The coronavirus crisis presents, however, a unique challenge for the U.S. federal system. Both the federal government and state governments have constitutionally protected roles to play in this situation with no clear structure provided by the Framers as to how such cooperation should operate in practice. Hence, the political sparks have flown as state governors hold press conferences simultaneously complaining about inadequate control and support from the federal government while insisting on their prerogative to handle the crisis in their own states. Meanwhile, the Trump administration has gone back and forth, sometimes asserting that it is mainly up to the states to handle the challenges while at other times insisting that it is the federal government that must call the shots.

In the middle of all this, an obscure piece of federal legislation first passed during the Korean War in 1950, has taken center stage, the Defense Product Act (DPA). This law was passed by Congress principally to authorize the president to marshal the US defense industry to provide equipment and material for the Korean war effort. It has been adapted today to meet a different kind of nonmilitary challenge, but the fit for current circumstances is not as comfortable.

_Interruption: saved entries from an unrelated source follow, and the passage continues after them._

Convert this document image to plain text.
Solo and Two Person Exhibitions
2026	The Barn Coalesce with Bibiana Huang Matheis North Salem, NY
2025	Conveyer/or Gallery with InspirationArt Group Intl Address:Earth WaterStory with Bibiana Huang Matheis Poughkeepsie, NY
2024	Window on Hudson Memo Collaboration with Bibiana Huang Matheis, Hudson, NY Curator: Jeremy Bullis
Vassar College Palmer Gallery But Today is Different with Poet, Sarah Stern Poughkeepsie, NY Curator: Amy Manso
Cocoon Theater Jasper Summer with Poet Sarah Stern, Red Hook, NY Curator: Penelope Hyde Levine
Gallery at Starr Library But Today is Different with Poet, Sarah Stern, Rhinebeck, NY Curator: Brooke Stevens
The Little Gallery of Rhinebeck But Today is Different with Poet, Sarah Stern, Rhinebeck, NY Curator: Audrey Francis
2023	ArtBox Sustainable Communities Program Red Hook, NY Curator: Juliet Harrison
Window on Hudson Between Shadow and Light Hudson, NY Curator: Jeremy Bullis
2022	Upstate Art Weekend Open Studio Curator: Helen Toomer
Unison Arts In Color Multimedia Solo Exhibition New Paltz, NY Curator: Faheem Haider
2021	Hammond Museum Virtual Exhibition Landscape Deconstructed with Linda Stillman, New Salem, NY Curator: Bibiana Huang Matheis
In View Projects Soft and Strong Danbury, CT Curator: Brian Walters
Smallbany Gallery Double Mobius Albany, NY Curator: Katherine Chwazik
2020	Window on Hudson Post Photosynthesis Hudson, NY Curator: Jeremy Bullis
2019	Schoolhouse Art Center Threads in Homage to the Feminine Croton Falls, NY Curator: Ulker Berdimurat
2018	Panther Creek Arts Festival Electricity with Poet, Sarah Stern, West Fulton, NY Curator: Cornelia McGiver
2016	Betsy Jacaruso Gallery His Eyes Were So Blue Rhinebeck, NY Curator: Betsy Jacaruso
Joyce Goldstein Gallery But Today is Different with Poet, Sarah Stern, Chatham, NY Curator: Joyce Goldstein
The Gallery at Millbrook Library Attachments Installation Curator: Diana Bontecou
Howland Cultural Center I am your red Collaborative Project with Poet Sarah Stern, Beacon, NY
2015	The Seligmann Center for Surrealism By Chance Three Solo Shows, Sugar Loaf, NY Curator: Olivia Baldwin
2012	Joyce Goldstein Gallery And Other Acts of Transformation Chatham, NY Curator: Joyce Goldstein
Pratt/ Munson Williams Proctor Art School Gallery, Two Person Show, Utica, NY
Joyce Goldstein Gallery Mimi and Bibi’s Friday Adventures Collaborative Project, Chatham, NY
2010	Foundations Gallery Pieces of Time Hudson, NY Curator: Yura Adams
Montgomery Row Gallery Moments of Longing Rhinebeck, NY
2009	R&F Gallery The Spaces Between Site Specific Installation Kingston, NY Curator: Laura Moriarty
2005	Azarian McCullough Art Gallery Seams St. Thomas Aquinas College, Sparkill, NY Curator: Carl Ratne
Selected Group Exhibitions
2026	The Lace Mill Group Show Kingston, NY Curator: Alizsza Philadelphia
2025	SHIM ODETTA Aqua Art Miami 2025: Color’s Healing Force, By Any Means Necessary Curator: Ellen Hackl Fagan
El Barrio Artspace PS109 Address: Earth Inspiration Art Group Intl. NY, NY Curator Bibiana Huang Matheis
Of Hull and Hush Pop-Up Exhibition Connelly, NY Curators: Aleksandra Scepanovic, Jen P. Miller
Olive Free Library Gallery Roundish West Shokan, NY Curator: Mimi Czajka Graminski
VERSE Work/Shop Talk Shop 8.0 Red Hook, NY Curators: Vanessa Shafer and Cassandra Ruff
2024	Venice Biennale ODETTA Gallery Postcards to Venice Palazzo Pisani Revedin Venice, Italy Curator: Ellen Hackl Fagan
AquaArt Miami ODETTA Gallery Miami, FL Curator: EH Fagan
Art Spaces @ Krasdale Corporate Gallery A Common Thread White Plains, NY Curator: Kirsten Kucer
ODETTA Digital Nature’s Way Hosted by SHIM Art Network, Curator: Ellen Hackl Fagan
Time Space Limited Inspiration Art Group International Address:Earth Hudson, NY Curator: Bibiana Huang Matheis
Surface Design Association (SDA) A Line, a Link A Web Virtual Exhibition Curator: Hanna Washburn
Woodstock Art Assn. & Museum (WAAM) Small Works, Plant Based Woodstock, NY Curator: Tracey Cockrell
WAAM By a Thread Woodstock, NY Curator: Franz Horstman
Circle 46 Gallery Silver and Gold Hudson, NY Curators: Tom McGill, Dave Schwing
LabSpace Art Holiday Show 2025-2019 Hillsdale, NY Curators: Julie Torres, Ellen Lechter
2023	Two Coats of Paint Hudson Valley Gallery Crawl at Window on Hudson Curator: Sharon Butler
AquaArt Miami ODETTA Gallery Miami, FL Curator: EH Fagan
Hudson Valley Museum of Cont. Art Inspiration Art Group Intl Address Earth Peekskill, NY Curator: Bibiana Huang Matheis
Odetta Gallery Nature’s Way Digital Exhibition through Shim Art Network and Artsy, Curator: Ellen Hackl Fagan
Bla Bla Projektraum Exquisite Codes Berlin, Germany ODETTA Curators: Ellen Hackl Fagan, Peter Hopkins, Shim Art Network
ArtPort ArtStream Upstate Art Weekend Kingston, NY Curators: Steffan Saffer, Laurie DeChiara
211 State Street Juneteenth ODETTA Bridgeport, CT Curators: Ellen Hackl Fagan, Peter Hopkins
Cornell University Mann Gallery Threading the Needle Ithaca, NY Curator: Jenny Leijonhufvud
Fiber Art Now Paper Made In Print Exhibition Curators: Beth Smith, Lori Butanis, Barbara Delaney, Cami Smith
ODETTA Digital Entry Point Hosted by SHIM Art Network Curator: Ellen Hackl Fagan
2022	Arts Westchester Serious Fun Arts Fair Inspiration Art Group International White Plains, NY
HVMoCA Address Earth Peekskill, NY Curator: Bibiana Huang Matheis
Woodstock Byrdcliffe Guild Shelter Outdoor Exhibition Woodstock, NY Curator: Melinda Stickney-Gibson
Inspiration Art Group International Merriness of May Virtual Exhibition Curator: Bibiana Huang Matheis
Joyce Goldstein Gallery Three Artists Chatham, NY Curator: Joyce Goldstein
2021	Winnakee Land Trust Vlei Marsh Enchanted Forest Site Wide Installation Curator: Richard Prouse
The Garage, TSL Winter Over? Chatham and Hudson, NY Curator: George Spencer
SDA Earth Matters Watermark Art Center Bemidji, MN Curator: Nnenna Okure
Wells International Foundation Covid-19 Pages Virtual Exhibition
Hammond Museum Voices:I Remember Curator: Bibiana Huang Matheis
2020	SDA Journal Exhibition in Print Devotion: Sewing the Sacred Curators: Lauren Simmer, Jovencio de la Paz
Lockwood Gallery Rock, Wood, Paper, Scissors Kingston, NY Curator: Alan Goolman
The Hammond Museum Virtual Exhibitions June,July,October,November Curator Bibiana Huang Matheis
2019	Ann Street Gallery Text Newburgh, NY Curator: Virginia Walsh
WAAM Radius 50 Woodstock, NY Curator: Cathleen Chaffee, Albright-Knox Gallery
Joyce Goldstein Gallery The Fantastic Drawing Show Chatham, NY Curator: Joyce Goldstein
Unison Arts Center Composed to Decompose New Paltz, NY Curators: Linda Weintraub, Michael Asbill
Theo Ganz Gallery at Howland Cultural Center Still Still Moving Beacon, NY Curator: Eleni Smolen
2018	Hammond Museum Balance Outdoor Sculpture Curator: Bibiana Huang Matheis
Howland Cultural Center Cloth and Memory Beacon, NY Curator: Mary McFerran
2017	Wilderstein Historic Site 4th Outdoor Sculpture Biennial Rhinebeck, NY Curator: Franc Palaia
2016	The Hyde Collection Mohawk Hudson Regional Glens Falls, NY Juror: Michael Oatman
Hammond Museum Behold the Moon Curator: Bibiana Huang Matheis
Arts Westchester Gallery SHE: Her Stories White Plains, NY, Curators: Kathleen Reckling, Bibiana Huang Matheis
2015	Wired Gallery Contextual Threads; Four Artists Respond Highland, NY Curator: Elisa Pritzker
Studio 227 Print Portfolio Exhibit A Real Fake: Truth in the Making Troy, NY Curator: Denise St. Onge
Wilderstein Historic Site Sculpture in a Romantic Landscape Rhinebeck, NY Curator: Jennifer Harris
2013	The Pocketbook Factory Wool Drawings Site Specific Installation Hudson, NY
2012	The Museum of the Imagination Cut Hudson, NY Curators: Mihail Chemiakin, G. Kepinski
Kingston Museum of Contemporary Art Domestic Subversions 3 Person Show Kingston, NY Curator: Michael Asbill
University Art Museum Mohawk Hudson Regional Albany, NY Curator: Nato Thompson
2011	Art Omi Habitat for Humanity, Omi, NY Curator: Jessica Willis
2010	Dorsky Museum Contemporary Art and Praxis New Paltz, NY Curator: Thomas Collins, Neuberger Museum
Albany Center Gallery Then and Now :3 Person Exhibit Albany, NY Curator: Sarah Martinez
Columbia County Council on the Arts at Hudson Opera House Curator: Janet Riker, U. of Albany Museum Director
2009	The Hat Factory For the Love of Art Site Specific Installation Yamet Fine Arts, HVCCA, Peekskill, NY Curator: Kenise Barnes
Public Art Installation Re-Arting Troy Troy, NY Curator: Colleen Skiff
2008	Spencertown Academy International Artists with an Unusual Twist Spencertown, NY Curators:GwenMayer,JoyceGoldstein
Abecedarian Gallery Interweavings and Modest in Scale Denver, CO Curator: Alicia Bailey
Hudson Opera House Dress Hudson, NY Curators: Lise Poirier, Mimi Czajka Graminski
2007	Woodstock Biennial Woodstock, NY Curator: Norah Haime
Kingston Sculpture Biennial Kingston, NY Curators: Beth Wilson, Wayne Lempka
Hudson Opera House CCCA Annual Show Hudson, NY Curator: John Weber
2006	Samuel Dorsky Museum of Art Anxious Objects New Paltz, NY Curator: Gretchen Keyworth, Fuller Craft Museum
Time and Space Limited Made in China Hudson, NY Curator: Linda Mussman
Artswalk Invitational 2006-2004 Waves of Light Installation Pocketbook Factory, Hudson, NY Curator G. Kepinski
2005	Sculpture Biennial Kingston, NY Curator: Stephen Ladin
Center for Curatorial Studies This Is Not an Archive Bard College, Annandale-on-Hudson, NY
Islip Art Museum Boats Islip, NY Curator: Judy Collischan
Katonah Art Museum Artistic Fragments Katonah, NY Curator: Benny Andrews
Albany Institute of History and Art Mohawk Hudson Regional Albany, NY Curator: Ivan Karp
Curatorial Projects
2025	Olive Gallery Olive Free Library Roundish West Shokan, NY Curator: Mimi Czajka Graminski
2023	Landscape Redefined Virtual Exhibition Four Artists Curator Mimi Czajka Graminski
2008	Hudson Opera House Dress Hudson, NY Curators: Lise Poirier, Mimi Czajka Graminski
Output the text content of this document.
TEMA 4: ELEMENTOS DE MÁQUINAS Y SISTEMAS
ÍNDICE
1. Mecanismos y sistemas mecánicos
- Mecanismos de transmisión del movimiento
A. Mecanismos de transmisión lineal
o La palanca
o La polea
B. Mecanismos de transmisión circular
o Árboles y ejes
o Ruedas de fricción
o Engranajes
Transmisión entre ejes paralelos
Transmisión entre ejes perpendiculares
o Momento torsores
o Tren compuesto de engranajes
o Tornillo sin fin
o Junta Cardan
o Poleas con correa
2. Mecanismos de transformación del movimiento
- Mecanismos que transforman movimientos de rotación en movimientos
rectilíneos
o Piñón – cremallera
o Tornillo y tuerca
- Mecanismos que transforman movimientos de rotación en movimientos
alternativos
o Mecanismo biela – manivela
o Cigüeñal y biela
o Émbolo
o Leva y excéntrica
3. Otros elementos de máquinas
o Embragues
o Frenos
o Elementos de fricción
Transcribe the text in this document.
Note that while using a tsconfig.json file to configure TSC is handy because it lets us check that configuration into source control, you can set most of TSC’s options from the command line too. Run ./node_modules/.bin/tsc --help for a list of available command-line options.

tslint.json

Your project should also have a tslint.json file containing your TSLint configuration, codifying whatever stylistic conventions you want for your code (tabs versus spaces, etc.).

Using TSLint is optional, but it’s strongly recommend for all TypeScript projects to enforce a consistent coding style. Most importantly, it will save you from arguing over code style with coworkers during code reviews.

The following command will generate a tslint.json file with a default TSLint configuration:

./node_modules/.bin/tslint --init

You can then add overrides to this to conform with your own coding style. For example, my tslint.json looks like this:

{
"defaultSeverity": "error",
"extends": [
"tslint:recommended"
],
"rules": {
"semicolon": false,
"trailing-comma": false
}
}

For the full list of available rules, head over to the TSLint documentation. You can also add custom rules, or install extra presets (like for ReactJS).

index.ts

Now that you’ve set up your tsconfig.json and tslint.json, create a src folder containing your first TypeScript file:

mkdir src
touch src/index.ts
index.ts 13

The DPA can empower the president to direct emergency production of medical supplies and set reasonable pricing, but it certainly provides no institutional framework for then allocating such supplies among the states, unlike the Korean War when there was no question but that all resources would go to the armed forces, not to some kind of allocation among fifty states. The DPA also lacks absolute preemptive power over the states. The president cannot outright bar state governors from making their own supply orders as such gubernatorial action falls within their own constitutionally protected, police powers to combat the pandemic. Such modern Supreme Court decisions as United States v. Lopez, and National Federation of Independent Business v. Sebelius, where the Court respectively invalidated federal legislation intruding into state gun control and health matters, show that Congress, under the Commerce Clause, does not necessarily have infinite power over states to dominate how pandemic emergencies should be handled.

Whatever the lessons from the current crisis, the country must deal more effectively with the reality that under constitutional principles of federalism, both state and federal governments have protected roles to play. Washington is going to have to learn to herd the states under the federalism framework crafted by the Founding Fathers. 

Ramon Marks is a retired, New York international lawyer.